Reasons For Valuing A Business

                  I.            Reasons for a business valuation

There are many reasons and circumstances requiring a business valuation, some pleasant and some not so pleasant.

  • Business succession planning is a common reason to obtain a business valuation. The business succession parties could be a partner, employee or other party close to the business or an outside business wishing to acquire the business.
  • Business valuation requirements under not so pleasant conditions would be a divorce, multiple owner disaccord or shareholder oppression.
  • Regulatory bodies sometimes require a business valuation, real property valuation and personal property valuation. Sometimes all three are needed.

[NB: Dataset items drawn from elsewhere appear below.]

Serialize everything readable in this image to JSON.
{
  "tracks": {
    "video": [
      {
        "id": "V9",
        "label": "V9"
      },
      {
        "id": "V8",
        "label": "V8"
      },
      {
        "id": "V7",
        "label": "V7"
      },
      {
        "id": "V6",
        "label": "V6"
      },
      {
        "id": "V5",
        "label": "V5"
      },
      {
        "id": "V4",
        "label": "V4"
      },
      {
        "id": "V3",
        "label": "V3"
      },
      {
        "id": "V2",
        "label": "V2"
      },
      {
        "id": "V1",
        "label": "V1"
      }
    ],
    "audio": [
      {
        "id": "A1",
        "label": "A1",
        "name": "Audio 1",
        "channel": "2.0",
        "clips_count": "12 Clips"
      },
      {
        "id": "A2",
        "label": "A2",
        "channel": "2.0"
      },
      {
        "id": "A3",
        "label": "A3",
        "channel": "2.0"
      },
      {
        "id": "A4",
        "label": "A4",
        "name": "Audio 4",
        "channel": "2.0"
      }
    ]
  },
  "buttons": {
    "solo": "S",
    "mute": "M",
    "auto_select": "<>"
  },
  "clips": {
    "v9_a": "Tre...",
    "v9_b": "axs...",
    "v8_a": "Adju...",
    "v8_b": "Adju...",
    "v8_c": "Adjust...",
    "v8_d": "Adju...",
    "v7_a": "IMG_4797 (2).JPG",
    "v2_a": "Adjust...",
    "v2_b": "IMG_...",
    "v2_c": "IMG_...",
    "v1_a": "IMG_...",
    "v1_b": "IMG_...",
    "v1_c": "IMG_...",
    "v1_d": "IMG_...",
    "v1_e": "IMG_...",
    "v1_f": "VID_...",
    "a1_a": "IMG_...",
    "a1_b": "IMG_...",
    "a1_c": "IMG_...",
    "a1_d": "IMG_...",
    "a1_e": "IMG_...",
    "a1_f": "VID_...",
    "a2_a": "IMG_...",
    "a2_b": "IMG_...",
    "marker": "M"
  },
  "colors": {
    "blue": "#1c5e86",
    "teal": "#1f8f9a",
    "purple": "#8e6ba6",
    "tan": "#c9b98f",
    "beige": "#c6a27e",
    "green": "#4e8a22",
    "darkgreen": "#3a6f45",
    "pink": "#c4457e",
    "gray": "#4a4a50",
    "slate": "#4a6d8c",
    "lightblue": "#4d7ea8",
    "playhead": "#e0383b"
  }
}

Examples include gifting, estate, income taxes, property taxes and financial accounting standards under generally accepted accounting principles (GAAP) or international guidelines.

               II.            Interest being appraised

  • Enterprise Value – Enterprise value equals the total business value before deduction of long term debt.
  • 100% Business Equity Value – 100% equity value equals enterprise value less business long term debt.
  • Equity interest from 100% to 51% – The ownership interest is still considered a controlling interest.
  • Equity interest of 50% or less – A 50% equity interest is considered neutral. A less than 50% equity interest is considered a minority interest. Neutral or minority interests usually require a discount for lack of control and lack of marketability.
  • What type of equity? Examples of different equity types would be voting common stock, non-voting common stock, convertible preferred stock, preferred stock with dividend preference etc.

           III.            Date of appraisal

  • Obviously the date of the appraisal will have an impact on the valuation.

           IV.            Purpose or purposes of the appraisal

Appraisals can be required for divorces, shareholder stock sales, merger/acquisitions, estate, partner buy/sell, sale to public, s-corp conversion, and minority oppression.

The purpose of the appraisal can dictate what “standard of value” (see standard of value) will be applied. An example would be a business selling to or merging with a similar company. Buyer/selling synergies need to be considered. In divorce cases, state law usually dictates what standard of value is to be used. The same is true for minority oppression.


  1. Applicable Standard of Value
  • Examples of standards of value are fair market value and investment value.
Market value can be called “the value of the marketplace”; investment value is the specific value of goods or services to a particular investor (or class of investors) based on individual investment requirements. Market value and investment value are different concepts; the values estimated for each may or may not be numerically equal depending on the circumstances. Moreover, market value estimates are commonly made without reference to investment value, but investment value estimates are frequently accompanied by a market value estimate to facilitate decision-making.
Market value estimates assume no specific buyer or seller. Rather, the appraiser considers a hypothetical transaction in which both the buyer and the seller have the understanding, perceptions, and motivations that are typical of the market for the property or interest being valued. Appraisers must distinguish between their own knowledge, perceptions, and attitudes and those of the market or markets for the property in question. The special requirements of a given client are irrelevant to a market value estimate. (Emphasis in original)
Appraisal of Real Estate, 10th ed. (Chicago: Appraisal Institute, 1998), p. 586.
– The Appraisal of Real Estate, 10th ed. (Chicago: Appraisal Institute, 1998), p. 586.


           VI.            Type of Report

  • A full appraisal is usually represented by a report with appropriate disclosures.
  • For special situations, the report may be abbreviated. In some cases it might be oral.
  • In some situations, the task may be a consulting project instead of a valuation. An example of a consulting engagement vs. appraisal would be recasting earnings, earnings before interest and taxes (EBIT), cash flow, etc. for a potential strategic buyer.